For those pediatricians or other health care providers who serve as consultants to schools, Schonfeld advised they ask about policies related to exercises and drills, such as what are the limits to what children might be exposed to in a drill, and what requirements there might be at the local and state level in terms of frequency and what the drills will and will not involve.

He also noted that clinicians should encourage school leaders to consider the fact that kids may have personal histories of trauma that are completely unknown to the school when they design these exercises.

School staff and health care providers should explain the nature and reasons for drills, invite family members to express concerns, and make accommodations if necessary for some children to participate in drills in a more limited way, noted Schonfeld, who is also clinical professor of pediatrics at the University of Southern California, Los Angeles.

“I think health care providers should work with legislators, so that if they require a drill, it must be done in a way that is physically and emotionally safe,” he added.

Executing Better Drills for Students’ Mental Health

Experts also advised on ways to execute these drills that will be least damaging to students.

The AAP statement on Participation of Children and Adolescents in Live Crisis Drills and Exercises, for example, advocates eliminating high-intensity drills, prohibiting deception in drills, and providing accommodations based on children’s vulnerabilities.

Schonfeld also emphasized, in an interview, that training for an attack need not be extremely realistic to be effective.

“When you are preparing for a crisis, the drills and exercises are for children to practice and develop mastery over something they don’t know how to do fully yet,” said Schonfeld.

Citing a suggestion from a 2020 report conducted by Everytown for Gun Safety on keeping schools safe from gun violence, Younghans said, “Schools should be in clear communication with communities and families regarding when drills will be happening,” and advised ensuring that the explanation of drills is developmentally appropriate to the age of the children participating.

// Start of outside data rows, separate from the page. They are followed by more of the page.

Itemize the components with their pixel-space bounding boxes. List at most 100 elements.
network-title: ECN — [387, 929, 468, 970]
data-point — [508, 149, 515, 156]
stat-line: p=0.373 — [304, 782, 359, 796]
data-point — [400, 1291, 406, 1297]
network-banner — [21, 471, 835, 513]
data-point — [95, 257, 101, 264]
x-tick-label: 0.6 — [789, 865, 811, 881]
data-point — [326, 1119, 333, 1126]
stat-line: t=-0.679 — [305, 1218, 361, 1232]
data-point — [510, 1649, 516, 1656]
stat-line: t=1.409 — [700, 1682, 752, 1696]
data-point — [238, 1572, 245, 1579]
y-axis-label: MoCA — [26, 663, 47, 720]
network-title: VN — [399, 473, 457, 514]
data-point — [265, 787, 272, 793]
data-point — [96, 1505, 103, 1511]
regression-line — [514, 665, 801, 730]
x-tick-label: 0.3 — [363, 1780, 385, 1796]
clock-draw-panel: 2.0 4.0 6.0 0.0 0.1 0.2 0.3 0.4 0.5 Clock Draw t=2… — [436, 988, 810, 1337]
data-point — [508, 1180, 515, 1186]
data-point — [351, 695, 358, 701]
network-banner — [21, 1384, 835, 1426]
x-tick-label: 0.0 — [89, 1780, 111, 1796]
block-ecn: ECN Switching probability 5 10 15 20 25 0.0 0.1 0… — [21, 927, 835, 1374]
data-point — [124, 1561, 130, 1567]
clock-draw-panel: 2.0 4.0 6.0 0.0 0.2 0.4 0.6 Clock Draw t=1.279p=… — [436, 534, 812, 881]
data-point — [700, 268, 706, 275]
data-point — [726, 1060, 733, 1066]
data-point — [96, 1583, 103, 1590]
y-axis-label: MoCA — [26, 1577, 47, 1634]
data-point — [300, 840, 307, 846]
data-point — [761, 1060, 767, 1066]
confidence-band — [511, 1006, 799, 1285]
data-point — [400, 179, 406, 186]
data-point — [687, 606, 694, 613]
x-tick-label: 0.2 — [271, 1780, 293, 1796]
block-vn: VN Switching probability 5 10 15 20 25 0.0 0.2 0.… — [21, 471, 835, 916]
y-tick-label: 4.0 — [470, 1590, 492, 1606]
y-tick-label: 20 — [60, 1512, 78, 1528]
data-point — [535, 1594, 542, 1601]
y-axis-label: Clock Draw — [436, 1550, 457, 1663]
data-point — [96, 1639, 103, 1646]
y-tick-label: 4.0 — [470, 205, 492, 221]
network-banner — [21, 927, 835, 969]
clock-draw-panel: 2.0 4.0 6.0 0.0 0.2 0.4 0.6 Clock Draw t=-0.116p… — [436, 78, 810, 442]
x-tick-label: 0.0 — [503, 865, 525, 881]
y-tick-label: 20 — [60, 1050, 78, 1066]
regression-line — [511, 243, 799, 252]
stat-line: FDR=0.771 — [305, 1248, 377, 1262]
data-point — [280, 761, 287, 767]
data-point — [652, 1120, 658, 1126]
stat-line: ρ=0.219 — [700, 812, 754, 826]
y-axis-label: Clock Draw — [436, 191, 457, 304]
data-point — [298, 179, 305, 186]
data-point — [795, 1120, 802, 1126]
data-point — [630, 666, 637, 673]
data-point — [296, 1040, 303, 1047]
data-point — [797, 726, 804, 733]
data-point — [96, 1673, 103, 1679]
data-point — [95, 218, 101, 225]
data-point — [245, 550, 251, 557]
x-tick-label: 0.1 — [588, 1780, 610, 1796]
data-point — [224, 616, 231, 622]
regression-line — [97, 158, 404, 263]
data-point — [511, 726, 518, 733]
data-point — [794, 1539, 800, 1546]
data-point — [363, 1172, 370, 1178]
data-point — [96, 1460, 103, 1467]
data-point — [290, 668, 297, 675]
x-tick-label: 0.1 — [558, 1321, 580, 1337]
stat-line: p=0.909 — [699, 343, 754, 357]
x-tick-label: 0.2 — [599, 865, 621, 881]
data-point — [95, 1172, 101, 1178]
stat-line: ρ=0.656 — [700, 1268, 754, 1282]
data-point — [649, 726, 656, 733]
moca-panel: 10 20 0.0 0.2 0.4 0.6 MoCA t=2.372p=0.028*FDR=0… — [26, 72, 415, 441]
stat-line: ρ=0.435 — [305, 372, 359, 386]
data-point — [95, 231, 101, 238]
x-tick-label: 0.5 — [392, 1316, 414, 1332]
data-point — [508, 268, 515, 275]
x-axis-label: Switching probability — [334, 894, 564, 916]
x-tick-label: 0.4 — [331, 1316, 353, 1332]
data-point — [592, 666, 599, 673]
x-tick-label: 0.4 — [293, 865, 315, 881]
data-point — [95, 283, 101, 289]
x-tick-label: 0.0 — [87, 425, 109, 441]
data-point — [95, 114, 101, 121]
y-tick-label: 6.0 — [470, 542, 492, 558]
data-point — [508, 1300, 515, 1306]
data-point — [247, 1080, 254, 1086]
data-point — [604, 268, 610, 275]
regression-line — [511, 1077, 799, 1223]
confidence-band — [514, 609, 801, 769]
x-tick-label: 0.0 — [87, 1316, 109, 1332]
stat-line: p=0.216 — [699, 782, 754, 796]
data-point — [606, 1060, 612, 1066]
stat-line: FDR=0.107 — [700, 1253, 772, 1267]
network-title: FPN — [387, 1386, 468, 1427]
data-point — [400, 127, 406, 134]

The report also recommends conducting drills that do not simulate an actual incident, combining drills with trauma-informed approaches to address students’ well-being during and for a sustained period after the drills, and tracking data on the efficacy and effects of drills.

Loper suggested ways that clinicians and parents can help navigate the tricky territory of school safety drills.

In his view, they should not be random or unexpected, and anticipatory guidance should be given regarding any visual or auditory stimuli, such as flashing lights or sirens, alarms, or announcements.

“A preventive approach should be utilized to ensure that any child who is experiencing extreme drill-distress be excused from any future disaster drills to prevent retraumatization,” Loper said.

Physicians interviewed for this piece also provided tips on how to talk about these events with children in a way that is beneficial to their mental health.

“What we want to do is [have a] calm discussion [with kids] about what we are doing and why we are doing it” and guide them through the movements, Schonfeld said.

When teaching children how to respond to an emergency, some elements of uncertainty need to be discussed. Children need to anticipate “what you might do if you are not in the classroom if something occurs, such as being in the bathroom, or out at recess,” he continued.

Younghans recommended that parents and staff schedule time to prepare children for the drill and practice in advance, and that behavioral health providers, counselors, and/or primary care providers should be involved in the planning and execution of the drill.

The Georgia Tech study was supported through a grant from Everytown for Gun Safety.

The study authors and experts interviewed for this piece had no financial conflicts to disclose.